Not this time, and the seller’s reputation has gone from 99% to 79% in the time I’ve been waiting, with thirty consecutive “didn’t receive item” feedback comments! I could of course get it all up and running and then fix the wiring later, that is what sensible people do, right?
But I’ve waited this long, and it’s not quite a year since I printed the first parts…
Oh that’s right, I went for a bit of a drive for a week and when I got home I had crimpers, connectors and a yellow paint marker pen. I also figured there’s no point in having a “no budget” build if I can’t afford a couple of dollars for a paint marker.
“No budget” doesn’t mean I’m spending indiscriminately, it just means I don’t have a budget!
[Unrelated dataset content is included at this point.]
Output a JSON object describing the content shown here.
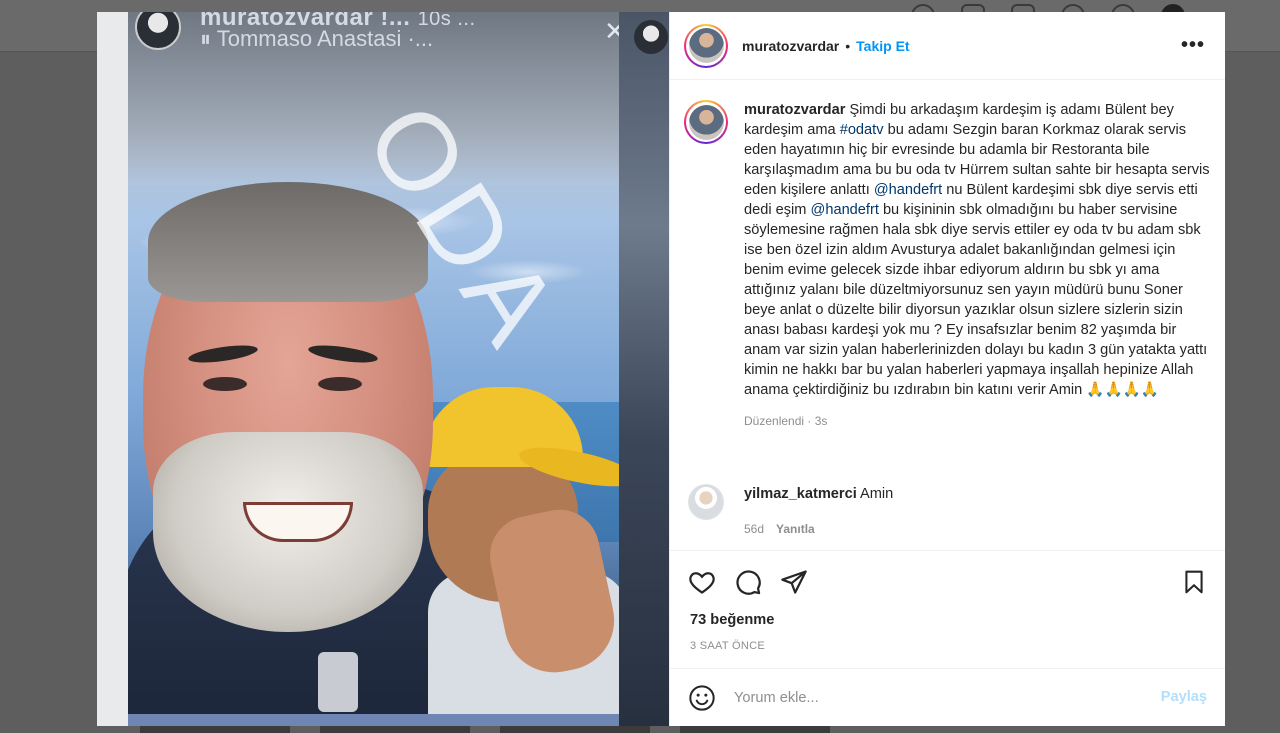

I guess I should try to figure out where I was and work out how to make noises with this thing soon, after all I’m currently one year into this build, minus 16 days. Can I avoid pushing it beyond twelve months?
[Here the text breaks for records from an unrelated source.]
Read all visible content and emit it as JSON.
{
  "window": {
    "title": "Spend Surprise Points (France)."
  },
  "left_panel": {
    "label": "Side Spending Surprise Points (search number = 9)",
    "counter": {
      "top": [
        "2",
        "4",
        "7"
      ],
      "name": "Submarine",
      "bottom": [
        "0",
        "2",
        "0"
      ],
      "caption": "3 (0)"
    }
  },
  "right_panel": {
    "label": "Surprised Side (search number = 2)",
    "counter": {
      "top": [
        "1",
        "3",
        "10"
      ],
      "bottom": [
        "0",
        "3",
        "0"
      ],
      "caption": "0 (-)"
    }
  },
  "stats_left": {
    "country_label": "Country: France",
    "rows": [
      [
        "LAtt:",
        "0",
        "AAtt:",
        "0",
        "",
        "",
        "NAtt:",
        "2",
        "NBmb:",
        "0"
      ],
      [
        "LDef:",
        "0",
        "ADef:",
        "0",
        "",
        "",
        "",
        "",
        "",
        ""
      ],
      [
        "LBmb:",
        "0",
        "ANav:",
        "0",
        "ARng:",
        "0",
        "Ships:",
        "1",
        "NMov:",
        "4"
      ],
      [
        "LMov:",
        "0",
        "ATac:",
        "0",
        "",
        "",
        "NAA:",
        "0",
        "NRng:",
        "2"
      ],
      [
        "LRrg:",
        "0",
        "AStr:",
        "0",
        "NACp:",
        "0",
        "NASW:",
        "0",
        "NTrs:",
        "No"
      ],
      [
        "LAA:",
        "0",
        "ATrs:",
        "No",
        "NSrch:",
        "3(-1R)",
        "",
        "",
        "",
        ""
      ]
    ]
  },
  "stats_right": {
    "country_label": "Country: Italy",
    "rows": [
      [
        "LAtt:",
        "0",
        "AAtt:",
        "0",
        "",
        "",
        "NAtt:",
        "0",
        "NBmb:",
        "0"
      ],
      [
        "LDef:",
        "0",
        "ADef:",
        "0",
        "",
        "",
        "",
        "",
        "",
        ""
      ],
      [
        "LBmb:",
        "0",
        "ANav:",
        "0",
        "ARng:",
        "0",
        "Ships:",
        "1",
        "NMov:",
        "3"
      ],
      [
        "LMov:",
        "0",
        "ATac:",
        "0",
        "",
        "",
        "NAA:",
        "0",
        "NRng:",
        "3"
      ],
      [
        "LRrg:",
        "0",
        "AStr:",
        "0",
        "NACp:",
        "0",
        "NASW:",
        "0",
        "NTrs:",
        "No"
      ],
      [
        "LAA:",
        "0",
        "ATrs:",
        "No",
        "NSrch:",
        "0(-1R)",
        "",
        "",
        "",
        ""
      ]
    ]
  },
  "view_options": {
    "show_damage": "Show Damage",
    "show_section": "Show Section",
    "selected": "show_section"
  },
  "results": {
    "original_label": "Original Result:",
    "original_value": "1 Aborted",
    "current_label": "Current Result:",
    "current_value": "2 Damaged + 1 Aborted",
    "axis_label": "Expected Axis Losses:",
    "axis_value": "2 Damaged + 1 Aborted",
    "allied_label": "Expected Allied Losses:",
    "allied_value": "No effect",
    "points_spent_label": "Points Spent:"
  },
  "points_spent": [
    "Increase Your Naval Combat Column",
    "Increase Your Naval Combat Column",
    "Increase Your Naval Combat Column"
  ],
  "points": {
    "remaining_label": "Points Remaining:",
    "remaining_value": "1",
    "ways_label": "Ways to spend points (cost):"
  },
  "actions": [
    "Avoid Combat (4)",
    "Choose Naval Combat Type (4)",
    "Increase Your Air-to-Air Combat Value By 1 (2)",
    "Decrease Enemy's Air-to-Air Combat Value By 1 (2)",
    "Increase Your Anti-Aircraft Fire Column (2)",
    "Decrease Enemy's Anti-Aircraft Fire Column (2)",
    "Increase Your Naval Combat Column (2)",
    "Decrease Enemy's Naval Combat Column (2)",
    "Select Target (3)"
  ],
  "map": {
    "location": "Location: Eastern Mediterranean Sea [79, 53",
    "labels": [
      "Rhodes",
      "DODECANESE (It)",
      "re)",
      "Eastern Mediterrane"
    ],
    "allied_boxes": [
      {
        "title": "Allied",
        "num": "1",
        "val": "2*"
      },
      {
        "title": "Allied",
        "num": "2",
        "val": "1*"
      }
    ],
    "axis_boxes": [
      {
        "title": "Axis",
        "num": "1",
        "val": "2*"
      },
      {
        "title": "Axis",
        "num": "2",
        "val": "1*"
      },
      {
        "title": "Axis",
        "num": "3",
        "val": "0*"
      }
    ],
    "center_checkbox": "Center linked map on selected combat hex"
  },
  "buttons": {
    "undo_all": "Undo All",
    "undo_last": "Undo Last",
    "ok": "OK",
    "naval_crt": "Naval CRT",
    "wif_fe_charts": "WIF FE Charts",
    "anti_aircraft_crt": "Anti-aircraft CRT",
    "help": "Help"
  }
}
Well Tom, by your “no budget” definition, and in the spirit of Dolly Parton’s famous quote - “it costs a lot of money to look this cheap”, I had some automotive loom fleece tape lying around, leftover from my camper build, and I guess I’m about to find out why no one seems to use it in this environment!
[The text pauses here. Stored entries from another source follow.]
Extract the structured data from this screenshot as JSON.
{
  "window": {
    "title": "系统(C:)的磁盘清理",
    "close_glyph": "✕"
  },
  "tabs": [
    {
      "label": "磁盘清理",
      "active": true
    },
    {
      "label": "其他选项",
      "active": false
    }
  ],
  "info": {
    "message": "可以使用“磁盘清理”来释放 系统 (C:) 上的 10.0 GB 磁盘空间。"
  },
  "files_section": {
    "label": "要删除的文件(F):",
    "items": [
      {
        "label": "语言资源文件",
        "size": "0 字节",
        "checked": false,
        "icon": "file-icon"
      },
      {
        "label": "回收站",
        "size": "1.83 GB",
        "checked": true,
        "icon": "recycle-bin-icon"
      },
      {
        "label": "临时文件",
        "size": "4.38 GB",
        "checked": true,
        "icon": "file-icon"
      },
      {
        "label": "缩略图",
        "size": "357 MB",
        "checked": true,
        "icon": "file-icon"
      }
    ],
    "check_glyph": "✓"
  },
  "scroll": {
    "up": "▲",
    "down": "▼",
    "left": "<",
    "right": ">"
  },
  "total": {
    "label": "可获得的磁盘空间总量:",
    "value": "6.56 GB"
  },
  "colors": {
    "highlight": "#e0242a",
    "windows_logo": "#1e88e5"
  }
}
By some miracle - everything moves when I tell it to, and only one connection needed reversing! I’ve marked the sides of all the dupont connectors with yellow so I know which way to put them back during final assembly, which would be happening now if I wasn’t reporting in!
That looks nice and clean, and easy to troubleshoot the connection. I had an old spool of 6-conductor shielded cable when I built mine, so I didn’t need to do much of my own bundling. I did add some braided sleeve around the stepper motor and end stop leads where they made the turn to go into the conduits. All my X and Y connections are buried inside the conduit and kapton-taped together. The Z connections are taped too, and these are velcroed in place on either side of the joint in hopes of minimizing any flex of the connection itself. I haven’t had any work themselves loose yet (fingers crossed).
Well there’s today’s learning done! I hope I don’t need the heat resistant properties for my loom tape in any of the places it’s going, if I do it probably means I didn’t get something quite right.
It’s a bit early to be smug, because I haven’t chopped the ends going into the board yet, so that one last bit of spaghetti will have to wait till tomorrow, but I have to say I am a bit pleased with how tidy it is. In fact I’m so happy with it I thought I’d share a couple of preliminary pics.
Although it’s the longest route to completion by far, I’m testing each set of pins as I go. I figured if there was a problem with one connection it would take a lot more time to trouble shoot than it does to turn the whole shebang on, move the axis in question a millimetre or two then turn it off and get on with the next one. So far so good.
I only use kapton for this because I got a roll a while back when building 3D printer got ends from scratch and haven’t managed to use it all up yet. Scotch tape would probably be enough to keep the ends from sliding apart accidentally.